Jesaja 6:9 legt uit waarom: " … dit volk: Hoort aldoor, maar verstaat niet, en ziet aldoor, maar merkt niet op." (Jes. 6:9) Jezus citeerde dit vers in Matteüs 13:14, waarvan de inhoud op dat moment voor de tweede keer werd vervuld. Israël hoorde en zag, maar verstond en merkte het niet op! Hierna sprak Jezus in gelijkenissen, opdat het volk het niet zou begrijpen. De apostelen wel, want zij konden de geheimenissen van het Koninkrijk der hemelen kennen (Matt. 13:11, 16 en 17). De Heer verborg, verhulde en versluierde de geheimenissen, die sinds de nederwerping van satan verborgen waren gebleven. Pas op de vooravond van Zijn kruisiging in Johannes 16:29 hield Jezus op zo te spreken. De apostelen merkten het op en zeiden: "nu spreekt Gij vrijuit."
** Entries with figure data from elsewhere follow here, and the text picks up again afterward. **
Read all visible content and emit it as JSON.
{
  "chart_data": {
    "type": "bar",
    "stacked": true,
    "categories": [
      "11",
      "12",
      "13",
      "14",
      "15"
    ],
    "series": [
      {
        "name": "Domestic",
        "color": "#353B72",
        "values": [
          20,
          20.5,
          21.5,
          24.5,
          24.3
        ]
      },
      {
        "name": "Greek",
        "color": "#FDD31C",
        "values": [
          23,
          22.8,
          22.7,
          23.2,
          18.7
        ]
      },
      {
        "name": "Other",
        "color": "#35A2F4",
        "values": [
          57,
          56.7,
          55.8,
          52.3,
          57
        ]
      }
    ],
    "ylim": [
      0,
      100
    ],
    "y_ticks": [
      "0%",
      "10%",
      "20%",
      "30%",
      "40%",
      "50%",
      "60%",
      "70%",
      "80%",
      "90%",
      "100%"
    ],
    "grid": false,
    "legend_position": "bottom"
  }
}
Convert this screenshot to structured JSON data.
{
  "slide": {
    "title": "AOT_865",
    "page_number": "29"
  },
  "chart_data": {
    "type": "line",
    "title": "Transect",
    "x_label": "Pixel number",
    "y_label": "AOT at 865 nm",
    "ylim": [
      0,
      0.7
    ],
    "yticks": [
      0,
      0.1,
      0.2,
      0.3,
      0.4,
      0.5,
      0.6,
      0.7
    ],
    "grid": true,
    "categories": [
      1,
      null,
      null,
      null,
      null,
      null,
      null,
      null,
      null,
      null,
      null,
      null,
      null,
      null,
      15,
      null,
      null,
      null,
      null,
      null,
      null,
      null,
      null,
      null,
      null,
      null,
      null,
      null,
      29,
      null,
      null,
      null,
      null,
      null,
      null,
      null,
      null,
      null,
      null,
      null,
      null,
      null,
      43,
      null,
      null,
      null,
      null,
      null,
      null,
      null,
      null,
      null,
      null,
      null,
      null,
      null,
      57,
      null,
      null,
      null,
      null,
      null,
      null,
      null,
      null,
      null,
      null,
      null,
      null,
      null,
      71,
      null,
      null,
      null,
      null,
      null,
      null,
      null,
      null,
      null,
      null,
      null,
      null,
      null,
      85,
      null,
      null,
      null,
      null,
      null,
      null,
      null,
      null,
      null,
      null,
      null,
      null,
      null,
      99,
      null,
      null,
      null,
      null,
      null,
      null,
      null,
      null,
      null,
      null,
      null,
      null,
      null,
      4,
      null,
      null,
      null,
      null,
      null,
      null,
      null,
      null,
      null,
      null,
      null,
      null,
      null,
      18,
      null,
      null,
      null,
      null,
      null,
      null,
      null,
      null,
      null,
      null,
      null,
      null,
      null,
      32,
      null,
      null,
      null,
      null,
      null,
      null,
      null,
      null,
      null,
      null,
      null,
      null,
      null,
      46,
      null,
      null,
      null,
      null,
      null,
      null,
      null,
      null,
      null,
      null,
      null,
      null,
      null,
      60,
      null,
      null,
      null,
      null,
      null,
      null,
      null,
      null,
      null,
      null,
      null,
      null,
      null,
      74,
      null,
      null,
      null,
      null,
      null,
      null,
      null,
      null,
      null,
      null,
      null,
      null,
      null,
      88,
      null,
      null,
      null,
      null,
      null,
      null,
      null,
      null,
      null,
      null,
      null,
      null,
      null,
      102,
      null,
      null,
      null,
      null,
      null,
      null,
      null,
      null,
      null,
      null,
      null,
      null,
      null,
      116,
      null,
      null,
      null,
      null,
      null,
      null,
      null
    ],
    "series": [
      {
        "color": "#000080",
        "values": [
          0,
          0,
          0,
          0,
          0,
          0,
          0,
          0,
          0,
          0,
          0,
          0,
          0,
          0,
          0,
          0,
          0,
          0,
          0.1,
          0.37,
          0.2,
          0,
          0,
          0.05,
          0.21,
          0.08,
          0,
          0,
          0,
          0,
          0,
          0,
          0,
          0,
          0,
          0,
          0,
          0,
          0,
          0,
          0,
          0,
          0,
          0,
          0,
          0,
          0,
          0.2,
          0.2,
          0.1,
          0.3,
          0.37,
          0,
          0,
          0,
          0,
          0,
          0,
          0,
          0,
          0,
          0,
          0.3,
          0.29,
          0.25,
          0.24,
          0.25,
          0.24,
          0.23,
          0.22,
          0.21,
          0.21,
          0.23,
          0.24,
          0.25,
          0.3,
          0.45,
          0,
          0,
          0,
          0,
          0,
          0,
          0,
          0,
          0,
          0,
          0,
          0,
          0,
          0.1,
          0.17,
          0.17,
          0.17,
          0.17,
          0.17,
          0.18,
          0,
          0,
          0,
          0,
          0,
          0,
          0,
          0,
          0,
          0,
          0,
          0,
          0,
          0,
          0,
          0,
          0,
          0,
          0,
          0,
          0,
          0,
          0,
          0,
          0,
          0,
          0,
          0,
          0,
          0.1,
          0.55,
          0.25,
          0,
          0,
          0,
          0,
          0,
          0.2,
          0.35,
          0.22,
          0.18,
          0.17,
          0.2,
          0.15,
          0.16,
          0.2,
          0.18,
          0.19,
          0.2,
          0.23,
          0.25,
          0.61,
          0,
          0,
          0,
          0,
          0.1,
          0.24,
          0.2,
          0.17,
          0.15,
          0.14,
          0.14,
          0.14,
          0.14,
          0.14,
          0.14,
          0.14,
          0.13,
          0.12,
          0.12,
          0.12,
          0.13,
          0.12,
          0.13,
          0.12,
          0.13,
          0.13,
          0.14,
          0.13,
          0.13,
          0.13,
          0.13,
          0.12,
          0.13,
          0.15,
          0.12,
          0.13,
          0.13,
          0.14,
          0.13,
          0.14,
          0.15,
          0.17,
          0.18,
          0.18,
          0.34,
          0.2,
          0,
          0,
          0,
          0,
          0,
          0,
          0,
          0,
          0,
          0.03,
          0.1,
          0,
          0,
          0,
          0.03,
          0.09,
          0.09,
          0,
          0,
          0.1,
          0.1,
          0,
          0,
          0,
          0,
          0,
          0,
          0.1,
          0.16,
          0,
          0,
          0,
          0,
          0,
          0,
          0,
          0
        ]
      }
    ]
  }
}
Voor Zijn hemelvaart gaf de opgestane Heiland de apostelen gedurende veertig dagen les over het Koninkrijk van God. Dit Koninkrijk is groter dan Israël en omvat de zeventig heidenvolken. De twaalven vroegen daarom: "Here herstelt Gij in deze tijd het Koninkrijk voor Israël?" Zij hadden het goed begrepen. Eerst moest het Koninkrijk der hemelen in Israël opgericht worden. De apostelen zouden koning worden op twaalf tronen, voor elke stam van Israël een koning (Matt. 19:18). Toen later de Heilige Geest werd uitgestort gebeurde dat op Joden uit twaalf landen, plus op Joden uit Israël en Jeruzalem. Opnieuw is toen aan Israël het Koninkrijk der hemelen aangeboden, Handelingen 3:14-21. Christus stond klaar! Er werd vergeving aangeboden, ook voor de afwijzing van de Messias. De tijden van verademing konden aanbreken, als men tot berouw en bekering zou komen. Toen het volk Hem opnieuw verwierp, herinnerde Paulus hen aan Jesaja 6: "Met het gehoor zult gij horen en gij zult het geenszins verstaan, en ziende zult gij zien en gij zult het geenszins opmerken; want het hart van dit volk is vet geworden, en hun oren zijn hardhorend geworden, en hun ogen hebben zij toegesloten, opdat zij niet zien met hun ogen en met hun oren niet horen en met hun hart niet verstaan en zij zich bekeren, en Ik hen zou genezen." (Hand. 28:26-28)
En nu?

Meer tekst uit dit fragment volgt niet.